Questo articolo è parte di una campagna a cui hanno aderito scrittrici e giornaliste italiane per denunciare la violenza di genere e nominarla.
“Ciao, ma cosa ti è accaduto? Hai una faccia, confidati con me lo sai sono il tuo migliore amico “
Non so come iniziare ma qualcuno ha abusato di me. Mi sentivo triste perché mi ero appena lasciata con il mio ragazzo e per divagarmi un po’ sono andata in discoteca. Mi hanno avvicinato due ragazzi, mi sono fidata perché uno di loro abitava nel palazzo di fronte al mio. Due balli, un bicchierino di troppo e poi…il nulla. Mi sono ritrovata in un vicolo fuori della discoteca quando hanno iniziato a palpeggiarmi e ad abusare di me. In quel momento non ho provato nulla, unica compagna la solitudine.
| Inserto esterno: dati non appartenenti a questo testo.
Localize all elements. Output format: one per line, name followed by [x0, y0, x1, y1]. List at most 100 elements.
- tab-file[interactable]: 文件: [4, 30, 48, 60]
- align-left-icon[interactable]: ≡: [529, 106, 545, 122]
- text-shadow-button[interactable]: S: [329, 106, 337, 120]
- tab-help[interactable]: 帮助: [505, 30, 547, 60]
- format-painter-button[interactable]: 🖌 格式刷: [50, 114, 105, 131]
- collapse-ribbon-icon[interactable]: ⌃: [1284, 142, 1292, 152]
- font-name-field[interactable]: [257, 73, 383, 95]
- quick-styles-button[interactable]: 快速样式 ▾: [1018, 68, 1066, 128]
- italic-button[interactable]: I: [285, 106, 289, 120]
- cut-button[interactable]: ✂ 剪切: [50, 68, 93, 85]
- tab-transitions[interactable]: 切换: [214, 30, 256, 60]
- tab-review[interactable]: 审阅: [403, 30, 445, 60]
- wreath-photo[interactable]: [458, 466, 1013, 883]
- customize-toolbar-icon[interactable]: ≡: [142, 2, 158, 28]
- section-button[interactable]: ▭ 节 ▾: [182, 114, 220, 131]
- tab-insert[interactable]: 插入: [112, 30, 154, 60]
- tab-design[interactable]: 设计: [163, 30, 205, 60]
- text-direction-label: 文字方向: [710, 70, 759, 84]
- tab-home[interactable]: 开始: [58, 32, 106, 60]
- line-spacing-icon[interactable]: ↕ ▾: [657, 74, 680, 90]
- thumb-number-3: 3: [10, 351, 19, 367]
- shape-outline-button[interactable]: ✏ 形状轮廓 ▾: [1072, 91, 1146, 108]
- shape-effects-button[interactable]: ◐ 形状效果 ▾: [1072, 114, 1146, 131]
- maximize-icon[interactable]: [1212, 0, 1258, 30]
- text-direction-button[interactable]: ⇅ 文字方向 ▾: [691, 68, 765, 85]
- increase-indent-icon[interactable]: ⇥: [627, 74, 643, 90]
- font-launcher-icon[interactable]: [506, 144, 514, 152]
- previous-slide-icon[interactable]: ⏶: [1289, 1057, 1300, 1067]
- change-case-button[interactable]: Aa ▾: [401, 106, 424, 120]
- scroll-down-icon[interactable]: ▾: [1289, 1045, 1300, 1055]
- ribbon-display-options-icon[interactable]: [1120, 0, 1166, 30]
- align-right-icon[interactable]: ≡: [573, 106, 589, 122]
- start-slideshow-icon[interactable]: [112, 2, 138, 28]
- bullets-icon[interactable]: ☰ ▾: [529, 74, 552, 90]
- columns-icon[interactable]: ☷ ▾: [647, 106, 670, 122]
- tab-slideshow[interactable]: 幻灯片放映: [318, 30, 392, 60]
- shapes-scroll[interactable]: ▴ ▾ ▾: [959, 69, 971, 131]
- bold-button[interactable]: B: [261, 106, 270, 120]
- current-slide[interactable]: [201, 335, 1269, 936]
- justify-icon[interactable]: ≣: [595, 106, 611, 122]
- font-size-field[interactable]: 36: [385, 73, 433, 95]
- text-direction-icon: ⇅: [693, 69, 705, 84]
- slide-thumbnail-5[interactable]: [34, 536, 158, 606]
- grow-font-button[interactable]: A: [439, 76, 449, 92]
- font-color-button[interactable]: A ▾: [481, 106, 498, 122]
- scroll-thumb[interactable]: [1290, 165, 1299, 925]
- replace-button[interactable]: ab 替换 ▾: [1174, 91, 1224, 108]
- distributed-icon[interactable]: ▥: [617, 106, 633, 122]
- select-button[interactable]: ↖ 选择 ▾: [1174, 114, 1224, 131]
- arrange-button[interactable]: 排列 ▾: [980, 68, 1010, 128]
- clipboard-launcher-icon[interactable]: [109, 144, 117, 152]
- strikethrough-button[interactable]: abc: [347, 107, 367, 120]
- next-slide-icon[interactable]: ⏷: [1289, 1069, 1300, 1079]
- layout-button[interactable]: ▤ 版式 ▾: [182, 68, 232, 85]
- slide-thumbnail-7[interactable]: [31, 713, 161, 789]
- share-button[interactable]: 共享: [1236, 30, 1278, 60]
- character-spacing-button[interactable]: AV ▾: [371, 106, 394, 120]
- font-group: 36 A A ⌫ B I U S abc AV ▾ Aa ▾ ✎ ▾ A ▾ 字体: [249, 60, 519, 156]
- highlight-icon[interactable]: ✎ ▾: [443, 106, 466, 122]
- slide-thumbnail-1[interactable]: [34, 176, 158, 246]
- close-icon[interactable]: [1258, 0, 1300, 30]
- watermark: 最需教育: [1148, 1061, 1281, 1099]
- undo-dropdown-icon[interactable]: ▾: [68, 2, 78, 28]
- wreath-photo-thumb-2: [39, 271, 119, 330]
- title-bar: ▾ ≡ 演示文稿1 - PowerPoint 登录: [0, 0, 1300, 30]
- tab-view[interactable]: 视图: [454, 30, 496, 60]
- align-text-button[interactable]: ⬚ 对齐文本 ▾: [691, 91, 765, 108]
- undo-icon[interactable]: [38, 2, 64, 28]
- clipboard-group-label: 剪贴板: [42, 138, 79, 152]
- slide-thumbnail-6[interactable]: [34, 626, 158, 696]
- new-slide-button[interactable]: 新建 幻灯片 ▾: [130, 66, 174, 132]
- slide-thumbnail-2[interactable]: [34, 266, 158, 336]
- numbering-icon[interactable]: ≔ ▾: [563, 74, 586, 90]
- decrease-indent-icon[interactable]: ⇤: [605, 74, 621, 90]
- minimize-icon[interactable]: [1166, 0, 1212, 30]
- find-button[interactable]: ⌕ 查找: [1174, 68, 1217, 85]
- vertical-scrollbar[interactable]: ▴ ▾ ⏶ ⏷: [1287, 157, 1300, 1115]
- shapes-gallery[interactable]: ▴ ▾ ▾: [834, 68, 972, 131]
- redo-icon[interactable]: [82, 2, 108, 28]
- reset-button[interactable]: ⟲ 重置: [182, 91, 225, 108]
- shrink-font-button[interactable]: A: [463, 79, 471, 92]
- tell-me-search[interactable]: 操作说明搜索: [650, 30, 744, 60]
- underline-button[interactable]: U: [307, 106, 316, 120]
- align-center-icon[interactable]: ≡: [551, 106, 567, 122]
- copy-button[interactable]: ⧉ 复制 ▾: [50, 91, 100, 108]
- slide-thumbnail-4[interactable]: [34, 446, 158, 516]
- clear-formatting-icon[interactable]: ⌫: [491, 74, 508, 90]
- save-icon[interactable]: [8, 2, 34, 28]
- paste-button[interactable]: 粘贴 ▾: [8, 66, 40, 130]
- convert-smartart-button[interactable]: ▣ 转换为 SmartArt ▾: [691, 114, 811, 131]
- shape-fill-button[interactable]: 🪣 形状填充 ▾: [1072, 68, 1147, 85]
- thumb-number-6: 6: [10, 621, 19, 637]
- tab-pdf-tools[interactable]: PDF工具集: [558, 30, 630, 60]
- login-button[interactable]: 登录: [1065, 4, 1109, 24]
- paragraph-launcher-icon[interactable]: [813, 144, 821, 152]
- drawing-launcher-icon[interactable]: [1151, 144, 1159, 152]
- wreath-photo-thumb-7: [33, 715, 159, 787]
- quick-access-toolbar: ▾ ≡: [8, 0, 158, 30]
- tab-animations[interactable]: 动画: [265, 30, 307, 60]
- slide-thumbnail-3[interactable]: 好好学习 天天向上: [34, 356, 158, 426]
Mi sono sentita indifesa cercando qualcuno che mi potesse aiutare. Ho provato a gridare ma non ci sono riuscita perché la paura soffocava la mia voce a quel punto non ti puoi ribellare così ti lasci andare aspettando in trepida attesa che tutto finisca al più presto. Mi sono trovata così seminuda gettata e abbandonata in terra come fossi un rifiuto in quel vicolo buio. Nella tua mente non c’è posto per niente solo il vuoto, nessuna porta aperta e cerchi uno spiraglio in cui entrare ma di fronte a te c’è solo un baratro dove buttarti.
Il mio amico è molto scosso mi abbraccia e mi sussurra in un orecchio: “Mi dispiace credimi, mi vergogno di essere uomo“.
Non l’ho più rivisto.
Sono passati vent’anni e questo brutto ricordo è ancora vivo nella mia mente.